Partitioned tables are database tables that are divided into multiple smaller pieces or partitions based on specific criteria, such as a range of values or a hash function. Partitioning can help improve query performance, reduce maintenance time, and enable faster data loading.
To create a partitioned table, you'll need to follow these general steps:
Choose the partitioning method: There are different types of partitioning methods, such as range partitioning, list partitioning, hash partitioning, and composite partitioning. The method you choose depends on your data and query patterns.
Define the partition key: The partition key is the column or columns used to determine how data is divided into partitions. It's important to choose the right partition key to ensure that data is evenly distributed and queries can take advantage of partition pruning.
Create the table with partitions: When you create a partitioned table, you'll specify the partitioning method and the partition key. You'll also need to define each partition, including its name, the values it contains, and any specific attributes.

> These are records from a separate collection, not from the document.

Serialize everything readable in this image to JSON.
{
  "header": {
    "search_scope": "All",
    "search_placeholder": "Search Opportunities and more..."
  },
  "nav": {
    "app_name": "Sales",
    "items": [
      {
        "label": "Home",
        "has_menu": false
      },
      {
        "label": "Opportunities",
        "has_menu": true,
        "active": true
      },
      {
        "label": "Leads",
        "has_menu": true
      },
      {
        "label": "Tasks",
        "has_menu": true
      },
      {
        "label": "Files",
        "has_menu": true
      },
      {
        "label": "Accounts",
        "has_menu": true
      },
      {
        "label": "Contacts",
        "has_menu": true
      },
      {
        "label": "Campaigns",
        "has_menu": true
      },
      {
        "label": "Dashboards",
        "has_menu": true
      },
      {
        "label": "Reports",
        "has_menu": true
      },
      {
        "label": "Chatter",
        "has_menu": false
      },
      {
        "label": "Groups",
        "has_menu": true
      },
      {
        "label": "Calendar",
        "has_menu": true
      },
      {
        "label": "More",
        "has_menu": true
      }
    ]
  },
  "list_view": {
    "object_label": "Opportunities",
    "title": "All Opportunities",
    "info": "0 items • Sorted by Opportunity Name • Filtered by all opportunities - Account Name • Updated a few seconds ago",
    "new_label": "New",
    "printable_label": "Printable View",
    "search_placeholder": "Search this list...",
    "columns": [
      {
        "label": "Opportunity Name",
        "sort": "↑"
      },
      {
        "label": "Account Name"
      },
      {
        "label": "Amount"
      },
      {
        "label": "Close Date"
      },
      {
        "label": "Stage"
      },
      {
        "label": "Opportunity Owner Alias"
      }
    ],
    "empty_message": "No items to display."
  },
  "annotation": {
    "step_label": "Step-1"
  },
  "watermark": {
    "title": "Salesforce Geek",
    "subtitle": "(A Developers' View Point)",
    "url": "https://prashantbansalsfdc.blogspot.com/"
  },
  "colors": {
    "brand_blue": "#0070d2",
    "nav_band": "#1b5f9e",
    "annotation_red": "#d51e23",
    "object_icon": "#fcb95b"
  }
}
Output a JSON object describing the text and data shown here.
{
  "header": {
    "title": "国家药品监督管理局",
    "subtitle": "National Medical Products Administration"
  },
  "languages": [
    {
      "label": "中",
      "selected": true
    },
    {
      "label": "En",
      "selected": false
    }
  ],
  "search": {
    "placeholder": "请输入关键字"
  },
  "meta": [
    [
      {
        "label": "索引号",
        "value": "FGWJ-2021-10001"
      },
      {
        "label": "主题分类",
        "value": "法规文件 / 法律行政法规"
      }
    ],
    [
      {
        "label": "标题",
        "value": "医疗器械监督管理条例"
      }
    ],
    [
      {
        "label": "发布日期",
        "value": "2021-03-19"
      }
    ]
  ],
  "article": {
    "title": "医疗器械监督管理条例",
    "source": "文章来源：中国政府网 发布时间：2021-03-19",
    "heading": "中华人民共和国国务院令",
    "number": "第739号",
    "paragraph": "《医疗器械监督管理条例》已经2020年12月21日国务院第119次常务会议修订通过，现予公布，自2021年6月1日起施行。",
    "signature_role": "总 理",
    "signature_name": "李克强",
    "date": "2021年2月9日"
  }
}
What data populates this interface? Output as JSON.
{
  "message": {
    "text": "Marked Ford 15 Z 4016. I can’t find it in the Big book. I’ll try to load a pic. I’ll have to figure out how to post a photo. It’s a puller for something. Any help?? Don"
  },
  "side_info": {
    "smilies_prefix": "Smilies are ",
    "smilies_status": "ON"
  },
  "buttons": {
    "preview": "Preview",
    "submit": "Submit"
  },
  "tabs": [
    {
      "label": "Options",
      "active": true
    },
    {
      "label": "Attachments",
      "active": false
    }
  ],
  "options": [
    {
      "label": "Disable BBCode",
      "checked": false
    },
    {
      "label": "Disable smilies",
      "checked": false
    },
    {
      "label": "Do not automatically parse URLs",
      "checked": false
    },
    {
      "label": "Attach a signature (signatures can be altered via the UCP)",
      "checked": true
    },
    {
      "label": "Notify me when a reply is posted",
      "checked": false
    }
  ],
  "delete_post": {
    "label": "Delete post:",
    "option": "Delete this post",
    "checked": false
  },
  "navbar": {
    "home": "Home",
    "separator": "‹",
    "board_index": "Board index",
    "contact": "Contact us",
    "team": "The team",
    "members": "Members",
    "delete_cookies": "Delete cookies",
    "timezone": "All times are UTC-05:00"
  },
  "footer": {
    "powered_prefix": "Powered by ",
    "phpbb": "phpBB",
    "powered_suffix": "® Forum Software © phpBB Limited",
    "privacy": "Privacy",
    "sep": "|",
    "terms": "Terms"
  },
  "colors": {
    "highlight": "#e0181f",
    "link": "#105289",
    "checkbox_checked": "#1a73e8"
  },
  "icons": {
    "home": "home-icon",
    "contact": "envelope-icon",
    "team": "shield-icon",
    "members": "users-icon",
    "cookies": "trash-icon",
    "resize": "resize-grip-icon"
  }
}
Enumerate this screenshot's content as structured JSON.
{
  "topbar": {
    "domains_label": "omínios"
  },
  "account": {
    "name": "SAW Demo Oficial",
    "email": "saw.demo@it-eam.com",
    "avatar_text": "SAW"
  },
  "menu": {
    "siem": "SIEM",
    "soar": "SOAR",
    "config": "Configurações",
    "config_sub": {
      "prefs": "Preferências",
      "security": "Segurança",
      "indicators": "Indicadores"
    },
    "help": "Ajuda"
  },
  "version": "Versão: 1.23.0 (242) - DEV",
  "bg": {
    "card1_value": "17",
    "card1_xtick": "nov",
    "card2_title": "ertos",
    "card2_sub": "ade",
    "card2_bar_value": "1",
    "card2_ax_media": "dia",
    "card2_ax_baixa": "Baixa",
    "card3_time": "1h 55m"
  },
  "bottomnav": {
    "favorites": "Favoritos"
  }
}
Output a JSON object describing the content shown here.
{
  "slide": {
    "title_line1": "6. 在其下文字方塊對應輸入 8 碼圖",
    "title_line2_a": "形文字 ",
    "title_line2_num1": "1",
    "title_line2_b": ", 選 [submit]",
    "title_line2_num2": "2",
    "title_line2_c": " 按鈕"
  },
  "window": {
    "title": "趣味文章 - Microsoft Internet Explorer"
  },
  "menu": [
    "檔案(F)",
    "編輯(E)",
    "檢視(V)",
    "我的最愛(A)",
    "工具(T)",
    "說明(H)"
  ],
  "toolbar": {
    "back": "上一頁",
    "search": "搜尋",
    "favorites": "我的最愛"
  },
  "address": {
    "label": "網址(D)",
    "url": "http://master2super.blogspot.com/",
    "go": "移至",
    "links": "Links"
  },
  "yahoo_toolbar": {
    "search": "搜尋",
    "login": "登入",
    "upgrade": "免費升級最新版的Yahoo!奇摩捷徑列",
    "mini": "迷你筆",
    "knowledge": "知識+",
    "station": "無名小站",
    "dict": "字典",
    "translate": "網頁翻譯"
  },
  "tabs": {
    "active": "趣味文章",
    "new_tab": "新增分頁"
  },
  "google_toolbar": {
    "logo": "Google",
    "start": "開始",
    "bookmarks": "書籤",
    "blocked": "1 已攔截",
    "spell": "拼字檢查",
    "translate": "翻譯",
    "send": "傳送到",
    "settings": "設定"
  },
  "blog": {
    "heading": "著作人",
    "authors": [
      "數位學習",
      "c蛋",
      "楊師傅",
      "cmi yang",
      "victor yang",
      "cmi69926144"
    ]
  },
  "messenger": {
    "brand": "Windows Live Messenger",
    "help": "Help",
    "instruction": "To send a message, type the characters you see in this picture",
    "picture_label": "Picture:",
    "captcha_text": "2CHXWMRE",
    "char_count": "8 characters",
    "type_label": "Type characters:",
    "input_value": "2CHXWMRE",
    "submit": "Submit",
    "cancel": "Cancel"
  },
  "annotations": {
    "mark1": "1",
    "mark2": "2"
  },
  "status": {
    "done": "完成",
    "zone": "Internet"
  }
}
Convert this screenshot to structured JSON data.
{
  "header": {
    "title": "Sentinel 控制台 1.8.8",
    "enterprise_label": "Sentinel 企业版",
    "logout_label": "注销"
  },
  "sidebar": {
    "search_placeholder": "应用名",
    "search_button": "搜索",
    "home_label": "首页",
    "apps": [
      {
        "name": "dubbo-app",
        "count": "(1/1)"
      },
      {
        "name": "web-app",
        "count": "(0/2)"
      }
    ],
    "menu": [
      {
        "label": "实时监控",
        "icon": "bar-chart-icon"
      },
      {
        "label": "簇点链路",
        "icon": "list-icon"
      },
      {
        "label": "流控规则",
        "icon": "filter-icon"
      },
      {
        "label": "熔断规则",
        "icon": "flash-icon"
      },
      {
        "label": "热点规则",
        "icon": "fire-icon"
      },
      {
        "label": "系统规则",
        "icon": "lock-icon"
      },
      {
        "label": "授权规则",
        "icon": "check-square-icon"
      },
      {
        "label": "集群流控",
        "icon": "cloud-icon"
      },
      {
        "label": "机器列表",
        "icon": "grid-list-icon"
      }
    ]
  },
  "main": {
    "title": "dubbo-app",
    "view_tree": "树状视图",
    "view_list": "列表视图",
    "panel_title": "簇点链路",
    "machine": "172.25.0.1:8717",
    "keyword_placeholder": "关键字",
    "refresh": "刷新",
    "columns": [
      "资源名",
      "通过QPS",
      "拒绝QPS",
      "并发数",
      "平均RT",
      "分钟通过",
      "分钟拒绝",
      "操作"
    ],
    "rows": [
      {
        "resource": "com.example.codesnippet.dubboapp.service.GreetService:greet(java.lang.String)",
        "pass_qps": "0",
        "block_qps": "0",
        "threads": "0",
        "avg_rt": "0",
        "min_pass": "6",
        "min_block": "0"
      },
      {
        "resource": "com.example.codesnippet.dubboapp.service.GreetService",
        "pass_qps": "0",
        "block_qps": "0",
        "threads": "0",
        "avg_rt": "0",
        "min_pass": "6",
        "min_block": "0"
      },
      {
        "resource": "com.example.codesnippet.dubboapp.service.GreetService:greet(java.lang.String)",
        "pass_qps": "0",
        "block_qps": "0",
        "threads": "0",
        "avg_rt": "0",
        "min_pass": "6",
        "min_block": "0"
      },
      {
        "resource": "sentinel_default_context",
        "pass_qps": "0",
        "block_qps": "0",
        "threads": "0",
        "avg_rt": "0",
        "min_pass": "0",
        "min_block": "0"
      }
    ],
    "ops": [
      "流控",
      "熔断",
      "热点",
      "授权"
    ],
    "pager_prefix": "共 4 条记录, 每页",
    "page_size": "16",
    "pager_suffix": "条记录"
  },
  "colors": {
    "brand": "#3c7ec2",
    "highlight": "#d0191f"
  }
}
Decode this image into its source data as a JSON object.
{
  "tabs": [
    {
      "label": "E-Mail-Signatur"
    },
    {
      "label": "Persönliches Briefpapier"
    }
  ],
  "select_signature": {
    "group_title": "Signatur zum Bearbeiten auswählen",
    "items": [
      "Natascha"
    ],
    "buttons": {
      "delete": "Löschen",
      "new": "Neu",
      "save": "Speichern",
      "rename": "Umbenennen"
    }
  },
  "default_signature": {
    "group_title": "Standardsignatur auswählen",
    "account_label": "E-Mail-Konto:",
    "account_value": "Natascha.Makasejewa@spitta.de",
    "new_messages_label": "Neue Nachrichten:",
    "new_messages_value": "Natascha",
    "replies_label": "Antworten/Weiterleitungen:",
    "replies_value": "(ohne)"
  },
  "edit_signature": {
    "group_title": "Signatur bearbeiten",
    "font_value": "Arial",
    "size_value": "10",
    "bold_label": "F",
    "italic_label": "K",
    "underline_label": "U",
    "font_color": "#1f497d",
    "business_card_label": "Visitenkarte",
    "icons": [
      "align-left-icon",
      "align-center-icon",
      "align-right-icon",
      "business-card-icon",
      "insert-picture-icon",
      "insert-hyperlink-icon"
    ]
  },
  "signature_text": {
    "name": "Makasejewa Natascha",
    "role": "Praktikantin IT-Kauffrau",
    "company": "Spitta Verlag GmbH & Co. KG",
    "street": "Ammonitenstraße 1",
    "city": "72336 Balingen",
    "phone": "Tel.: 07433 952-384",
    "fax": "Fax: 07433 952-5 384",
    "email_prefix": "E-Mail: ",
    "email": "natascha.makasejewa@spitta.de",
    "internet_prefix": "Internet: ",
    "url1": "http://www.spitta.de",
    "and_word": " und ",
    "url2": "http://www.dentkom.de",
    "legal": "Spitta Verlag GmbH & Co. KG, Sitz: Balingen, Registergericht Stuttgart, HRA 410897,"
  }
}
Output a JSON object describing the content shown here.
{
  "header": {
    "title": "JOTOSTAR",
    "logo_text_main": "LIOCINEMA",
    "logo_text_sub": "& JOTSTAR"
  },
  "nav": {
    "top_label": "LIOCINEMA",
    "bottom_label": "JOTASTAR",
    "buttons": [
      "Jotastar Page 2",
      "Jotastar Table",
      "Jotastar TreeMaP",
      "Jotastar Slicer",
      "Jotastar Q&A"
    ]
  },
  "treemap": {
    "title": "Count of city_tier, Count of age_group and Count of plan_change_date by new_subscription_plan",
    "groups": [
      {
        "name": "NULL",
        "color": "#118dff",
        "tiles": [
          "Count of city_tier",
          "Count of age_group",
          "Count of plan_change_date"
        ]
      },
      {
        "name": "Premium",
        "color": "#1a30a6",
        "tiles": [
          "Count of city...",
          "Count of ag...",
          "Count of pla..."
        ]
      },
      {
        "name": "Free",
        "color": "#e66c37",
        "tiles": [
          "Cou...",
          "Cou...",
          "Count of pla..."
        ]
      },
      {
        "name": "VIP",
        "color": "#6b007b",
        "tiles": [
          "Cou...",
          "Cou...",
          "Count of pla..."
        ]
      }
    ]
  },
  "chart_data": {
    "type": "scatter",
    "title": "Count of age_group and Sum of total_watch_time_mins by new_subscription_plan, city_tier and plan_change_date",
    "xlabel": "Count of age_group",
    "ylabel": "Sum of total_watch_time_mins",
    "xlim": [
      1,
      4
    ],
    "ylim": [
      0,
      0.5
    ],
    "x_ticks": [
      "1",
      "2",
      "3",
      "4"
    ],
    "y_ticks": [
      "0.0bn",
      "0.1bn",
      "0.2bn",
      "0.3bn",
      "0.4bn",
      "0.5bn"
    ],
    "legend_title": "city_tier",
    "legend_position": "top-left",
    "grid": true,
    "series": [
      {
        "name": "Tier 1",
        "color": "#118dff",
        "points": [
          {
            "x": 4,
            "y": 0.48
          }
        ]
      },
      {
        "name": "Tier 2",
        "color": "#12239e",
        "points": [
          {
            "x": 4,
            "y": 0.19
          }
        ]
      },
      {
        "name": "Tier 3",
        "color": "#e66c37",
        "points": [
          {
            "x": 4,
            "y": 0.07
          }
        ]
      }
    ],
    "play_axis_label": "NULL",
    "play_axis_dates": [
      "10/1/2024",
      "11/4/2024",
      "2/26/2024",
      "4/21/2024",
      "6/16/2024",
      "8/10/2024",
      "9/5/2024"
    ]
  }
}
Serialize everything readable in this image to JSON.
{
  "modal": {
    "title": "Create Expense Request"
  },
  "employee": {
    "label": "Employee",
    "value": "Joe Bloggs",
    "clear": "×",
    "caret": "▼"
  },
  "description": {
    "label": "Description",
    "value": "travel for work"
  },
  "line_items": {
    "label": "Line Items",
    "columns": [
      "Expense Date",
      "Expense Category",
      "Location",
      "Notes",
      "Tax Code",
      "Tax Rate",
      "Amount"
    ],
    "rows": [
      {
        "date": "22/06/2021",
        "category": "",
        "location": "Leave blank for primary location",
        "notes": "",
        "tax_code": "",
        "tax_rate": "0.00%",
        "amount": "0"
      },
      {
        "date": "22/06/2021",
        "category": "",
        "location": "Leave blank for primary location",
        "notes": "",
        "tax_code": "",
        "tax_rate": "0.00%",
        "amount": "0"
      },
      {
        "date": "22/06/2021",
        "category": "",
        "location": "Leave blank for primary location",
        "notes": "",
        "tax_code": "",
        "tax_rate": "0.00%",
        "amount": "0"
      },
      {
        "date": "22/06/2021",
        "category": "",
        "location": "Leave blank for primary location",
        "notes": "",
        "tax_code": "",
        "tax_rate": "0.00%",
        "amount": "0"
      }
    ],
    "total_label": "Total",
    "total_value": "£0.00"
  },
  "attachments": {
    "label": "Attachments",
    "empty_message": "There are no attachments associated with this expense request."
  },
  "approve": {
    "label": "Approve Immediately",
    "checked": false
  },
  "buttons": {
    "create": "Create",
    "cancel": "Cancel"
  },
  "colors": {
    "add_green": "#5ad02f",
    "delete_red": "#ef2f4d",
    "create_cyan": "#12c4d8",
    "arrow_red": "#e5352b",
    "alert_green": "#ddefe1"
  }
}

Here's an example of how to create a partitioned table using range partitioning in SQL:
CREATE TABLE my_table ( id INT, created_at TIMESTAMP, data TEXT ) PARTITION BY RANGE (YEAR(created_at)) ( PARTITION p0 VALUES LESS THAN (2020), PARTITION p1 VALUES LESS THAN (2021), PARTITION p2 VALUES LESS THAN (2022), PARTITION p3 VALUES LESS THAN (MAXVALUE) );
In this example, we're partitioning the table based on the year in the created_at column. The table is divided into four partitions: p0 for data created before 2020, p1 for data created in 2020, p2 for data created in 2021, and p3 for data created after 2021. You can customize the partition names and values based on your needs.